Monsieur le Président,

En septembre 2000, les chefs d'Etat et de gouvernement étaient réunis à New York. La déclaration du Sommet du Millénaire sert depuis lors de balise à l'action des Nations Unies, mais aussi à celle des Etats au niveau national. Ensemble avec ses partenaires européens, le Luxembourg a affirmé son attachement aux engagements pris. Des instruments de mise en oeuvre ont été lancés; un plan de route défini tenant compte des interdépendances entre dossiers et s'efforçant à intégrer des contraintes locales, nationales, régionales ou globales. Il était essentiel de tracer des lignes d'action claires avant que l'élan ne s'essouffle, et il sera important d'assurer le suivi et la continuité de la démarche. Le système des Nations Unies et les Etats membres sont appelés à assumer leur part en vue d'assurer que notre détermination dans l'action soit à la hauteur de l'ambition de nos paroles.

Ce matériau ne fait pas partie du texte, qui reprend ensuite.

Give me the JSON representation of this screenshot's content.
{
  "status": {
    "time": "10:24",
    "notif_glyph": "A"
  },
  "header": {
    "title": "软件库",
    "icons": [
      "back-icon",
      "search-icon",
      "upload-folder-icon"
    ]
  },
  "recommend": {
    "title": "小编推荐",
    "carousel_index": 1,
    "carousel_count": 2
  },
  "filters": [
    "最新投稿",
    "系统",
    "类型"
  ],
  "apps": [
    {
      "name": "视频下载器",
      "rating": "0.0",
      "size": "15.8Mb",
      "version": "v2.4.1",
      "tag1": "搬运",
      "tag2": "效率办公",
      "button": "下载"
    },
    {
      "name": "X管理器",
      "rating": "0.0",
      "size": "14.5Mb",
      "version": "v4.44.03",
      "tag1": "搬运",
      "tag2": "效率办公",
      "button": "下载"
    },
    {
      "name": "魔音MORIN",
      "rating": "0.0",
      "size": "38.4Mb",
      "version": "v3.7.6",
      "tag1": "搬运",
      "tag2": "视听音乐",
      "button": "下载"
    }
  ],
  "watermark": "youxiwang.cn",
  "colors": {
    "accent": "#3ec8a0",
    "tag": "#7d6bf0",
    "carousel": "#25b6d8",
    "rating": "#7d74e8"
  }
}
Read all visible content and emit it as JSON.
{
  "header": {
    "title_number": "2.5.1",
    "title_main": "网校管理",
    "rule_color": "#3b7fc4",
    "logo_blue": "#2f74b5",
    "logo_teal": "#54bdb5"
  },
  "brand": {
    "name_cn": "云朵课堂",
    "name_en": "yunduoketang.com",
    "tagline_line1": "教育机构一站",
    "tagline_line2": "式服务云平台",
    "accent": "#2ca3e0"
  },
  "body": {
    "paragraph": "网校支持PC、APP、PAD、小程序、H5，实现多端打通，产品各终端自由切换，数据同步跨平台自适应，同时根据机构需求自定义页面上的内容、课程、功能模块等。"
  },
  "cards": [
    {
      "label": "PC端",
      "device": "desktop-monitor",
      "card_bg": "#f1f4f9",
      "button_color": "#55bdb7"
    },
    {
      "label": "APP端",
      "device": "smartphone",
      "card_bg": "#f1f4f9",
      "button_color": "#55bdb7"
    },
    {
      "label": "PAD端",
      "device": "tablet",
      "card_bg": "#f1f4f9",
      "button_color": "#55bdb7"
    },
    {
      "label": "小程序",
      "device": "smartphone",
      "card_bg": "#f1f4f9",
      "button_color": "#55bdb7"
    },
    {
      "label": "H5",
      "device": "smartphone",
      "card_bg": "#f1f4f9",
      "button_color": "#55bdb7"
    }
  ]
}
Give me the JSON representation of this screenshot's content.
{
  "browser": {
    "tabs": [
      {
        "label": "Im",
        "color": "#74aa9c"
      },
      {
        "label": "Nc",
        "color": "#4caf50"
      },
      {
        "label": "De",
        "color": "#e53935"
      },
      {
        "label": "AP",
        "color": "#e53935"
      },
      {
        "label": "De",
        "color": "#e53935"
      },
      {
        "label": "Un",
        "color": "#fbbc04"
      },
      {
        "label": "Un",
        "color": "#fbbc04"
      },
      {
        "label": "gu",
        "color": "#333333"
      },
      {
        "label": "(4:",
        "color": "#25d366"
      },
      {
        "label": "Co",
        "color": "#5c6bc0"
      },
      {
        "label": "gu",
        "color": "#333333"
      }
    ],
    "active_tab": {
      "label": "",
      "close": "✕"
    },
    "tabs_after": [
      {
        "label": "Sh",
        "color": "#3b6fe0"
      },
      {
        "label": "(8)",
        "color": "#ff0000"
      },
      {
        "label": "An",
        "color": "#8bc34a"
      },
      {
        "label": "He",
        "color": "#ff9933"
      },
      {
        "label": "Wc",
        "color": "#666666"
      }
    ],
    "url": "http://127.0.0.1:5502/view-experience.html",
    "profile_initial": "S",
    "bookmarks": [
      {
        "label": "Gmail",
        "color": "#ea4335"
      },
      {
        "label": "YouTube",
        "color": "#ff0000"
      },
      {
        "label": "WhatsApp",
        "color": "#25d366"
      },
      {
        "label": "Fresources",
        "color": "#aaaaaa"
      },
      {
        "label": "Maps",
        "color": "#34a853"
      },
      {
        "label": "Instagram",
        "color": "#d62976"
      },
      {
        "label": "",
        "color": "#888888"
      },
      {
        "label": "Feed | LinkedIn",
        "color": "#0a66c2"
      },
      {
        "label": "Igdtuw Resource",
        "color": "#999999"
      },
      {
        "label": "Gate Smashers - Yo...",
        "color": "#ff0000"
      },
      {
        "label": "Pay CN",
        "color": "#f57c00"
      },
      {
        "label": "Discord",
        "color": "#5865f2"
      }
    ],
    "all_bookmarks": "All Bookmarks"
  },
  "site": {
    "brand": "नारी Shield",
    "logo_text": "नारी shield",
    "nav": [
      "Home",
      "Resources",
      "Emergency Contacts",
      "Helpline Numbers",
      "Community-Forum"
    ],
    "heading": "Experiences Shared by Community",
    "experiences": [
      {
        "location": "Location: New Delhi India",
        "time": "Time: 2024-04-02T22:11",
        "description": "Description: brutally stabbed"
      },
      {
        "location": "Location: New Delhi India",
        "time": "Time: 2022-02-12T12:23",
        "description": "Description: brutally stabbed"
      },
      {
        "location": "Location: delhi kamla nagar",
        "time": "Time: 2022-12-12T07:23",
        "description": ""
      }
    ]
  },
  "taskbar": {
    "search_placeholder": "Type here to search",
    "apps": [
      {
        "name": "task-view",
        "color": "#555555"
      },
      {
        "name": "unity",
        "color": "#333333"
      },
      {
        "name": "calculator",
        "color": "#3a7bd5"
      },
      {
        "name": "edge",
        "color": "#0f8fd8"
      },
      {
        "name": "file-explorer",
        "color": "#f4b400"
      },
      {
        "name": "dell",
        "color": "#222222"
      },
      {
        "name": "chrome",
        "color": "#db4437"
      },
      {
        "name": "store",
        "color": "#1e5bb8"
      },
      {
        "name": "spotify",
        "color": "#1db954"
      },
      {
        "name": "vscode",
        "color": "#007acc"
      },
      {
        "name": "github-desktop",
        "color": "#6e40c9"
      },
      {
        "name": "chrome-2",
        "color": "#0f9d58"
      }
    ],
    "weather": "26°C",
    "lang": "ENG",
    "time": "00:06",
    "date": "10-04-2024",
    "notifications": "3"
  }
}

Deux repères suffiront à illustrer la conscience du gouvernement luxembourgeois de la responsabilité qu'il partage avec vous tous, pour préparer l'avenir des générations à venir. L'aide publique au développement du Luxembourg atteint désormais 0,71 % du RNB, et le gouvernement a décidé de la porter à 1% d'ici 2005. D'autre part, j'ai présenté à la Chambre des Députés luxembourgeoise le projet d'une première candidature du Luxembourg à un siège non permanent au Conseil de sécurité en 2013-2014.

Je vous remercie de votre attention.